Atmospheric nitrogen deposition has the potential to negatively affect ecosystems. It is usually clear if an ecosystem has received too much nitrogen because there are high levels of nitrogen in water and gas leaving the ecosystem. However, it is unclear how ecosystems in dry places, such as deserts, respond to added nitrogen. Drylands cover a third of Earth's land surface. It is important to understand how added nitrogen will affect these ecosystems. This project will also build the scientific workforce by training undergraduate students, graduate students, and postdoctoral associates in scientific methods. Many of these students will be reached through a Hispanic serving institution. Outreach activities to public K-12 schools will take place in southern California. This research will help predict how environmental change will affect ecosystem processes and services, such as clean air and water. This project will be especially important for understanding how dry ecosystems function.

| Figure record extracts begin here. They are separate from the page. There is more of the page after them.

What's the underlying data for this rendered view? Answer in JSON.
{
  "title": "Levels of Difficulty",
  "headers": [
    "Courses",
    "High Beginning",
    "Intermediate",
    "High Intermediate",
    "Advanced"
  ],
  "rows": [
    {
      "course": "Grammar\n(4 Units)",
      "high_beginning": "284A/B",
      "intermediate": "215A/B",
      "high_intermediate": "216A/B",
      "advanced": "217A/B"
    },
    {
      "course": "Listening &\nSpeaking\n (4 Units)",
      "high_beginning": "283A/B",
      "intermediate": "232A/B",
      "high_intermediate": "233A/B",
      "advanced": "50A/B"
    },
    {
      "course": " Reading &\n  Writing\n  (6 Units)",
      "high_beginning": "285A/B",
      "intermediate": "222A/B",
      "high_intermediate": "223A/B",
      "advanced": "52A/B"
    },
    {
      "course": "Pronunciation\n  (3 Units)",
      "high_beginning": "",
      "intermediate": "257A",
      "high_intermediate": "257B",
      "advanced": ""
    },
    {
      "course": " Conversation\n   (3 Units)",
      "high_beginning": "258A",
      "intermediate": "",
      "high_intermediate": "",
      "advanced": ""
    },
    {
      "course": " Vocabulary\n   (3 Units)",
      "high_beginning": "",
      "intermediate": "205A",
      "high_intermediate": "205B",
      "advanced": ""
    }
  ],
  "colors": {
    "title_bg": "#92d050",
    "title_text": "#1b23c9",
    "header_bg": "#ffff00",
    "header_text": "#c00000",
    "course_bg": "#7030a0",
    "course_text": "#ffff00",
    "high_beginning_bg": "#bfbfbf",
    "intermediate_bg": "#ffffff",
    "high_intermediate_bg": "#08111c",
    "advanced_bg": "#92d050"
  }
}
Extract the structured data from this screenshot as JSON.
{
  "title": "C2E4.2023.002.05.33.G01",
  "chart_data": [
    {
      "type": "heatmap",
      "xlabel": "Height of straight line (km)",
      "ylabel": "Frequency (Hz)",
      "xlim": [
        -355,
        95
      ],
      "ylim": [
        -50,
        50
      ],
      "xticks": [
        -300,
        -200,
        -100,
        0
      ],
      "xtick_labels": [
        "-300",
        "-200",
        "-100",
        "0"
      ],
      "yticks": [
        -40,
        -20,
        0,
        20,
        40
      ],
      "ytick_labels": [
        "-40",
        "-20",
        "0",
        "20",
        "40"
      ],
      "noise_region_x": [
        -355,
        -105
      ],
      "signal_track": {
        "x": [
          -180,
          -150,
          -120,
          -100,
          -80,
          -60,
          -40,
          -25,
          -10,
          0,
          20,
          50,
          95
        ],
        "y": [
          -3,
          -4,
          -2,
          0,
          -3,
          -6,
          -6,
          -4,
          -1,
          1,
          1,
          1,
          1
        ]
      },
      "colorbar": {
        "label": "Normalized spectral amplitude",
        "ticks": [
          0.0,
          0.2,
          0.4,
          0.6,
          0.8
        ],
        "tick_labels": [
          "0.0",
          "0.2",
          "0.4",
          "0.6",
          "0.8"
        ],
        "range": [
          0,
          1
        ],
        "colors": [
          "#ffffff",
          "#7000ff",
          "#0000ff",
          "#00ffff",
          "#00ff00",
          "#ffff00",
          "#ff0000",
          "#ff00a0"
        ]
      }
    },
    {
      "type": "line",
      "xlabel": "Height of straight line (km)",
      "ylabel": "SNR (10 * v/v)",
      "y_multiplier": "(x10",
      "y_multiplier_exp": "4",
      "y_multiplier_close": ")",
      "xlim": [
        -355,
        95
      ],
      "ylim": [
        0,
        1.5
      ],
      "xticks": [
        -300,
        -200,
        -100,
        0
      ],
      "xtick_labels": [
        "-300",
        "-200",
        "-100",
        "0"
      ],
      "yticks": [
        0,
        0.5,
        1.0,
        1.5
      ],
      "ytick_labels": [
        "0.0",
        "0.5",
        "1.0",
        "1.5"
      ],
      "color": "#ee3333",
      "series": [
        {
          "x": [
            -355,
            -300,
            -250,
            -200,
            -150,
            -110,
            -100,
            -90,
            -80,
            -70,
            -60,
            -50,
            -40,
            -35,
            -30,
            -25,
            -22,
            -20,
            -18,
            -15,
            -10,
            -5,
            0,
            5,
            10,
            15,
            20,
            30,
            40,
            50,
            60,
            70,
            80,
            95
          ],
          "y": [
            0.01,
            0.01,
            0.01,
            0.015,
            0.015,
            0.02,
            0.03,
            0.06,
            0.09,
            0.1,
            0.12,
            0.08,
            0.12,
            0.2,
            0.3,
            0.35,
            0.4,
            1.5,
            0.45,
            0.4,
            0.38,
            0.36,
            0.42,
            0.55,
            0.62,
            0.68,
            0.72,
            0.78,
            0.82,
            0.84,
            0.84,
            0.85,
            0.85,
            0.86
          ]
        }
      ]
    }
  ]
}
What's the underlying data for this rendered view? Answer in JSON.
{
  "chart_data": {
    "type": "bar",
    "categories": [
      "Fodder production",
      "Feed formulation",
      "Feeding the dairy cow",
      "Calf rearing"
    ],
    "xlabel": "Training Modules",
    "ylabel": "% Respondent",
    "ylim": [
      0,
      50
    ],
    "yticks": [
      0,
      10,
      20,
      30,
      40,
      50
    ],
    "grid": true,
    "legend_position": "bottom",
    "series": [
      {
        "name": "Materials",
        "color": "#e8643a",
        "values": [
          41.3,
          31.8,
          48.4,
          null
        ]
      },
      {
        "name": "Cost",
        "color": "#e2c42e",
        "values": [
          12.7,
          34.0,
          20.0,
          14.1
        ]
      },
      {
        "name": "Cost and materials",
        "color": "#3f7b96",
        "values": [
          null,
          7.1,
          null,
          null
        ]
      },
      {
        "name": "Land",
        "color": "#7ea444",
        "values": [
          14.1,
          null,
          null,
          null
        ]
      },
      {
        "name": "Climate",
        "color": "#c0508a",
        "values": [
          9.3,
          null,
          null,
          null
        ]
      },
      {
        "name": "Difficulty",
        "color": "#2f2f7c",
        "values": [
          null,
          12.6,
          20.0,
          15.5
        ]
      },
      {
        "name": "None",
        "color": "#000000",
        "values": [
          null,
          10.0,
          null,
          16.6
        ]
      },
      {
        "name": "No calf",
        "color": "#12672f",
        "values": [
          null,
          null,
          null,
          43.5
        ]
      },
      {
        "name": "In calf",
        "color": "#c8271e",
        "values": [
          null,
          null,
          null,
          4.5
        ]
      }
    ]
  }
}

This project will evaluate nitrogen dynamics in watersheds receiving relatively little precipitation. The study sites are in southern California and receive different levels of atmospheric nitrogen deposition. The overall goal of the project is to develop a better framework for assessing nitrogen saturation. The research will expand nitrogen saturation theory to dry systems. It will account for the pulsed nature of rainfall during seasonal transitions. The project will quantify atmospheric nitrogen inputs using passive collectors and spatial modeling. Nitrogen measurements will also take place in the soil and water. These measurements will then be used to improve a biogeochemical model. The model will test watershed responses to nitrogen addition. The combined approaches of measurement and modeling in this study will advance theory surrounding the role of hydrology in driving nitrogen dynamics at the watershed scale.
This award reflects NSF's statutory mission and has been deemed worthy of support through evaluation using the Foundation's intellectual merit and broader impacts review criteria.